Single by Rascal Flatts

from the album Melt
- Released: June 24, 2002
- Genre: Country pop; country rock; pop rock;
- Length: 4:14 (album version) 3:36 (radio edit)
- Label: Lyric Street
- Songwriters: Jeffrey Steele; Steve Robson; Danny Wells;
- Producers: Mark Bright; Rascal Flatts; Marty Williams;

Rascal Flatts singles chronology
| "I'm Movin' On" (2001) | "These Days" (2002) | "Love You Out Loud" (2003) |

= These Days (Rascal Flatts song) =

"These Days" is a song written by Jeffrey Steele, Steve Robson, and Danny Wells and recorded by American country music group Rascal Flatts. It was released in June 2002 as the first single from the band’s 2002 album Melt. The song became their first number one hit on the U.S. Billboard Hot Country Singles & Tracks (now Hot Country Songs) chart in November 2002.

==Content==
This song is about a man who unexpectedly crosses paths with a former lover and they tell each other what has happened since they saw each other last including how she married a rodeo cowboy in the second verse. He tells her that since she has gone from his life, most of his time is spent thinking and dreaming about her.

Gary LeVox said of the song, "We knew this was a special song. We’d already completed the album but we dropped a song that we wrote to put this on our album."

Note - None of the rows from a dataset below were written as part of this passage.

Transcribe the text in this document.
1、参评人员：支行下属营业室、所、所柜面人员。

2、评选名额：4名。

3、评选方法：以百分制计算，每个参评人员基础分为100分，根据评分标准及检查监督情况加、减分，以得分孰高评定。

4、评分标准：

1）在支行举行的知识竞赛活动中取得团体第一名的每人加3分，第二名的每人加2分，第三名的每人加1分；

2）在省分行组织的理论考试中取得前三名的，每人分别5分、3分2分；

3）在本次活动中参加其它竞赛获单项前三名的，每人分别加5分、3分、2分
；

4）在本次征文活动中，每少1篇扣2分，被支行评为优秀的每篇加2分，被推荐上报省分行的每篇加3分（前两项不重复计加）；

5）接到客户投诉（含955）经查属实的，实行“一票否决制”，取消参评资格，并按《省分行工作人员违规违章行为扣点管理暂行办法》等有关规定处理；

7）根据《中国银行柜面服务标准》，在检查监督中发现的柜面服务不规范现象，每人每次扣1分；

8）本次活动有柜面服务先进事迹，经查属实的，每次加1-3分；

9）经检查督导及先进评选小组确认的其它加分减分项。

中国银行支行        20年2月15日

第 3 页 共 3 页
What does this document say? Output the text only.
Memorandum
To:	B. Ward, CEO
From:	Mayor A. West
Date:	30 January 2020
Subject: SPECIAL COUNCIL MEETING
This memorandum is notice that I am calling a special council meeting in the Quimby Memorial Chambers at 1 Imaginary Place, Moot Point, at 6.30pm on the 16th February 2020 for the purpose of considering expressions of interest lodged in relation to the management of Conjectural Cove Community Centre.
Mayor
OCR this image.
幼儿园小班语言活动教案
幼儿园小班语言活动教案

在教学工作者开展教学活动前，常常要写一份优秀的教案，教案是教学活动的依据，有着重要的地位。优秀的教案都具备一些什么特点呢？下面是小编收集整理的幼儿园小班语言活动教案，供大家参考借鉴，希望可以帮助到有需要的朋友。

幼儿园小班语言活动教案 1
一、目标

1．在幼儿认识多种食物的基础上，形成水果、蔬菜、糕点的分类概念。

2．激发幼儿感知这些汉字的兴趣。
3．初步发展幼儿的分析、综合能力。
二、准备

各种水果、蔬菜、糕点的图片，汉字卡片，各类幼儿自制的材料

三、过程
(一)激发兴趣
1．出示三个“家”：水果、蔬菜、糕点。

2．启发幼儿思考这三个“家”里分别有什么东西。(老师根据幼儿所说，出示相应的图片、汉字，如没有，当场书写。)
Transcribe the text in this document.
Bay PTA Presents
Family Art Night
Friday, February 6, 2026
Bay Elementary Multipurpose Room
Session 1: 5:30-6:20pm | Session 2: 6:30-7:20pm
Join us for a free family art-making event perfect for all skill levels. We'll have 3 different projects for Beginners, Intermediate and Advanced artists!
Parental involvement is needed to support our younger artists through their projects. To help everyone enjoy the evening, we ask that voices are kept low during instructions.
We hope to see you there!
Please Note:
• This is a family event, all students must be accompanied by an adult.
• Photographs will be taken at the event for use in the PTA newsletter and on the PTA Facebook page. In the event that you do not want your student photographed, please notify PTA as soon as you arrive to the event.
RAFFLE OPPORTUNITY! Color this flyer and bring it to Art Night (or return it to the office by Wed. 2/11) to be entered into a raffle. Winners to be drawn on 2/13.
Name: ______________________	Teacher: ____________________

In 2026, Rascal Flatts bassist Jay DeMarcus released a new version of "These Days" with his rock band Generation Radio, singing lead vocal on the updated track.

==Recording==
After the completion of recording for Melt, the band learned there was money in the recording budget for several more songs. They then recorded "Love You Out Loud" and "These Days" and being so impressed by the latter they replaced a song they wrote from the album with it.

==Music video==
The music video was directed by Deaton-Flanigen Productions in the summer of 2002. DeMarcus met his future wife Allison Alderson, who portrays LeVox's love interest in the video, during filming. The clip won Group/Duo Video of the Year at the 2003 CMT Flameworthy Awards, the first of what would be seven consecutive wins for Rascal Flatts in that category. It was also nominated for Video of the Year and Hottest Male Video of the Year.

==Chart performance==
"These Days" debuted at number 48 on the U.S. Billboard Hot Country Singles & Tracks for the week of June 29, 2002.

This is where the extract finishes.